Experiment and Dynamic Simulations of Radiation Damping of Laser-polarized liquid 129Xe at low magnetic field in a flow system

TL;DR

This study reports the first observation of radiation damping in laser-polarized liquid 129Xe at low magnetic fields within a flow system, supported by theoretical simulations of free induction decay and spectral lineshape.

Contribution

It introduces the first experimental observation of low-field liquid 129Xe radiation damping and provides detailed simulations of its FID and spectral lineshape considering relaxation effects.

Findings

Radiation damping observed at low magnetic field in liquid 129Xe

Simulation of FID and spectral lineshape with relaxation effects

Radiation damping time constant estimated at 5 ms

Abstract

Radiation damping is generally observed when the sample with high spin concentration and high gyro-magnetic ratio is placed in a high magnetic field.
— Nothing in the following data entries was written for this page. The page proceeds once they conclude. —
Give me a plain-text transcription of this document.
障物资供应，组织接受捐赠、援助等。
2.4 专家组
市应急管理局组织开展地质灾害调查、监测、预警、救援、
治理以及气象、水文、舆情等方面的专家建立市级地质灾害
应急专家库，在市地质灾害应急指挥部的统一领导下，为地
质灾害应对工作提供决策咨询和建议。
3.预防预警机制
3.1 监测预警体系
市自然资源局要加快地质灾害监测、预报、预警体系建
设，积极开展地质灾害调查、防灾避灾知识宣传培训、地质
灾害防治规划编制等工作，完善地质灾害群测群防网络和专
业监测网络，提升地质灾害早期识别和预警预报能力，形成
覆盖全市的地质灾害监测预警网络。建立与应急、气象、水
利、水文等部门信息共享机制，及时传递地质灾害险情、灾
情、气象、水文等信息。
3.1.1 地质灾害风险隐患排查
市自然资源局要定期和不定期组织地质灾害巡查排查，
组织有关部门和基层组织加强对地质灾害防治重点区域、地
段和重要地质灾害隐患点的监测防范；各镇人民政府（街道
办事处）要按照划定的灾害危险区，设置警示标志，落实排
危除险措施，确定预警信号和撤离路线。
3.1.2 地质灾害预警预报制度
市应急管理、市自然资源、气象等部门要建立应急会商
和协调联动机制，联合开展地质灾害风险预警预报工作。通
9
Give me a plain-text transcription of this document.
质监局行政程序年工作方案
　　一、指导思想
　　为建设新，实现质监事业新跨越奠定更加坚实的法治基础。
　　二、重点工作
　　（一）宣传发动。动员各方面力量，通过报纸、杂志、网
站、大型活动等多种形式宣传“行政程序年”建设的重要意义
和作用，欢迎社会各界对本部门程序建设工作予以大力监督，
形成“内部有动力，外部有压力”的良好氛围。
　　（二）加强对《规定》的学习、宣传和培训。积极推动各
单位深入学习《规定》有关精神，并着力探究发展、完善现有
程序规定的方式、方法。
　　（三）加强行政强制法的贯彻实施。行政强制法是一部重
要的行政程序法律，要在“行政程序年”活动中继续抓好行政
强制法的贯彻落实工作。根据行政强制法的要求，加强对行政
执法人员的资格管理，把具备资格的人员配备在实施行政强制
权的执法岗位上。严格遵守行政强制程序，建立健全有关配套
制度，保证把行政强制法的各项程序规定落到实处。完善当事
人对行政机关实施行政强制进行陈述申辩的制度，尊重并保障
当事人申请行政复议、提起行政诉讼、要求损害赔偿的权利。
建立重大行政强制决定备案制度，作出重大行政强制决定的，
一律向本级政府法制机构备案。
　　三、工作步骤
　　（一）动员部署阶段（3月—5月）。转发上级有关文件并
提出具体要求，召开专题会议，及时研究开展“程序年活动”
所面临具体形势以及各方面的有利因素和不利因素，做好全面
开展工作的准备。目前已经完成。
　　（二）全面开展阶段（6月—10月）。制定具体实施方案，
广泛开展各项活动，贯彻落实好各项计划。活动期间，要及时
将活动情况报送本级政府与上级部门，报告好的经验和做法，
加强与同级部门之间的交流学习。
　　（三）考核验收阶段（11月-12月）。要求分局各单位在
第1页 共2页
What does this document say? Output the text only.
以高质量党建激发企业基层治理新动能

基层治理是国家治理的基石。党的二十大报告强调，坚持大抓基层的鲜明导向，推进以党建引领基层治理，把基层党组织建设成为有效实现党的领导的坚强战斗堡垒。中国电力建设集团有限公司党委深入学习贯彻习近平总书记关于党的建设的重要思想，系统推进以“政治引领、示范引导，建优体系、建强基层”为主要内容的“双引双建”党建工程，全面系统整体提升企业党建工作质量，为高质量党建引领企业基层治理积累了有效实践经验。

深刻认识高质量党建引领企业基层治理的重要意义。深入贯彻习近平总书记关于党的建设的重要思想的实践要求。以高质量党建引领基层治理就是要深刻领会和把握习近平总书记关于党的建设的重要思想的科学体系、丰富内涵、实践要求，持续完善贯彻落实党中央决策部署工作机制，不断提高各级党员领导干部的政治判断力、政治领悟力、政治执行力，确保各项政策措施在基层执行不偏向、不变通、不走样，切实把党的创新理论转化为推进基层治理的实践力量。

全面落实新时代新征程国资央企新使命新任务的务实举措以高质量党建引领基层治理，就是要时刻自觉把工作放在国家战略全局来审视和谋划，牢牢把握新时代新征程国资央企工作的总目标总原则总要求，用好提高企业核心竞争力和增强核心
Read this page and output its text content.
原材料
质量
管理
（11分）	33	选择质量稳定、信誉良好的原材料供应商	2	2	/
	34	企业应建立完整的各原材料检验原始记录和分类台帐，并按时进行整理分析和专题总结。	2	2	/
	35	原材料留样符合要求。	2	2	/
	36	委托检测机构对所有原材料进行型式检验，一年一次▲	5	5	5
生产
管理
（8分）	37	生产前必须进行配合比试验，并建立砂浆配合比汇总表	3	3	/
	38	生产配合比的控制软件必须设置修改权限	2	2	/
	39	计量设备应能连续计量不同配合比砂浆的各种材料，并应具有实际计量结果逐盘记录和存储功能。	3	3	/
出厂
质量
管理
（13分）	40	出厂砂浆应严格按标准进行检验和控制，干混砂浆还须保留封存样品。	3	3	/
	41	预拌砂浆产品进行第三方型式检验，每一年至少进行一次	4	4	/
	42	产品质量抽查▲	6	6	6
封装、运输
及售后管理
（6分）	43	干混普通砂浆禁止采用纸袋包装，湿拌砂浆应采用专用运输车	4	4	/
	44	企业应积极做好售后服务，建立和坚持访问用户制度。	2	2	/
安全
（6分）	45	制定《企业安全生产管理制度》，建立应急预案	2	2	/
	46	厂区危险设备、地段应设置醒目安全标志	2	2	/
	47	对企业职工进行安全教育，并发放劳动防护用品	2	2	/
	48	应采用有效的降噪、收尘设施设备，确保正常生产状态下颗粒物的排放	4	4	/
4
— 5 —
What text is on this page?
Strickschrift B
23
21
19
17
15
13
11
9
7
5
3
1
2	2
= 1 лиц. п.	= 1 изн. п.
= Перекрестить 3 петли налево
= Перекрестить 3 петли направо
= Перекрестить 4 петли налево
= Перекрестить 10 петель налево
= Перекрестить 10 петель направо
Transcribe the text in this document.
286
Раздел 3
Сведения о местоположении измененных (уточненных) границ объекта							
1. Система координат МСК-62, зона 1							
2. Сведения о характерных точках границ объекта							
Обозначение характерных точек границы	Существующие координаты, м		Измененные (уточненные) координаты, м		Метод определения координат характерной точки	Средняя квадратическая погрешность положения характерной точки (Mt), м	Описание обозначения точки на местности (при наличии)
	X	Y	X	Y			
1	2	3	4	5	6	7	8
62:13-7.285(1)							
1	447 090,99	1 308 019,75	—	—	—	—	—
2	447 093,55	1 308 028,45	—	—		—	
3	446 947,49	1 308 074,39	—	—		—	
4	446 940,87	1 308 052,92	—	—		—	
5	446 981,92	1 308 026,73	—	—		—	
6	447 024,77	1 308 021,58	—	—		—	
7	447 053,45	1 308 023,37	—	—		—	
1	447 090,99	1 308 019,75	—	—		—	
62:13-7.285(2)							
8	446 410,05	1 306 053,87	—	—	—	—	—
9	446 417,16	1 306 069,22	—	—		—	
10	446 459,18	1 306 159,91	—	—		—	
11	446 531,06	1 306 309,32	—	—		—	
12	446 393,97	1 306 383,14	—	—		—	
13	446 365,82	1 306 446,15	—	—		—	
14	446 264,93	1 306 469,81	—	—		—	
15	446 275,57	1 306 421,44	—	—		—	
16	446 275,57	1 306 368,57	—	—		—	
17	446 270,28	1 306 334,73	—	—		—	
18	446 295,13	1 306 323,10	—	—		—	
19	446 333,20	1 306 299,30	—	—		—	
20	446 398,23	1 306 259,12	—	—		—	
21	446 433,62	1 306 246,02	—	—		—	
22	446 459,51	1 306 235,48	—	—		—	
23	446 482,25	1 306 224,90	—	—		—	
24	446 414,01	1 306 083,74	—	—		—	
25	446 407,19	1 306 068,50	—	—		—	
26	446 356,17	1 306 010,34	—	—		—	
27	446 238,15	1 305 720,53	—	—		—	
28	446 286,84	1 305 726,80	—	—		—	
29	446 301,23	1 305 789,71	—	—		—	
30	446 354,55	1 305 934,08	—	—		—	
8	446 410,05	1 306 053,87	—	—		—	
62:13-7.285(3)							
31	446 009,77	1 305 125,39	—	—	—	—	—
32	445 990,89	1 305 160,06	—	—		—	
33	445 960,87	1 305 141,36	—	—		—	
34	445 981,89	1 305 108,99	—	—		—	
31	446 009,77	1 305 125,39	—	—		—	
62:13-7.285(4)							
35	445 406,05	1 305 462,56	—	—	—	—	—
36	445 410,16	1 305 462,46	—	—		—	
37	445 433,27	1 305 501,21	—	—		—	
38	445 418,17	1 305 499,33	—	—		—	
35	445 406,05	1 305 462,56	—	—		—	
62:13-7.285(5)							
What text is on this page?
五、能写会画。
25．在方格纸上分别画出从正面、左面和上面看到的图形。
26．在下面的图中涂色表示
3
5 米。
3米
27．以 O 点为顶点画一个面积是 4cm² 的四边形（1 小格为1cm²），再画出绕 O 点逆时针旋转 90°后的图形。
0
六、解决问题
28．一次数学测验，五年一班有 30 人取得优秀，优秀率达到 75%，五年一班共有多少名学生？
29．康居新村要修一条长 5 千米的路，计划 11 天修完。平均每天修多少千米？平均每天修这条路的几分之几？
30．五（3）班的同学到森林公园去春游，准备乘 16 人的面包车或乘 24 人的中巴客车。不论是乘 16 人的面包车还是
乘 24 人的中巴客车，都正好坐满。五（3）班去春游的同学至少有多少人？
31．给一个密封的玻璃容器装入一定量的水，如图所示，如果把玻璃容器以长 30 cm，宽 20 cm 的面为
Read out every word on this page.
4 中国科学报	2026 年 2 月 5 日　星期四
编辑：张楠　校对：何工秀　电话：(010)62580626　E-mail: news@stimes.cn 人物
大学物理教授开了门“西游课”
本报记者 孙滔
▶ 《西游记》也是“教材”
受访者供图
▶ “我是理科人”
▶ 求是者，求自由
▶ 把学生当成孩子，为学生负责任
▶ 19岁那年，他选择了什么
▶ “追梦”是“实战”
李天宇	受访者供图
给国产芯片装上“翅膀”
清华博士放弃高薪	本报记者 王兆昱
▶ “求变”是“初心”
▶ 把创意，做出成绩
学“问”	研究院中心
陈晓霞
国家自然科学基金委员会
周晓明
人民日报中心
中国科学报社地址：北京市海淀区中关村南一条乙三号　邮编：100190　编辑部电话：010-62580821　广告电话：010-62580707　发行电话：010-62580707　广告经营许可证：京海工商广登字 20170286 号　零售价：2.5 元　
However, we firstly observed liquid state 129Xe radiation damping using laser-enhanced nuclear polarization at low magnetic field in a flow system in which the polarization enhancement factor for the liquid state 129Xe was estimated to be 5000, and furthermore theoretically simulated the envelopes of the 129Xe FID and spectral lineshape in the presence of both relaxation and radiation damping with different pulse flip angles and ratios of T2*/Trd. The radiation damping time constant Trd of 5 ms was derived based on the simulations. The reasons of depolarization and the further possible improvements were also discussed.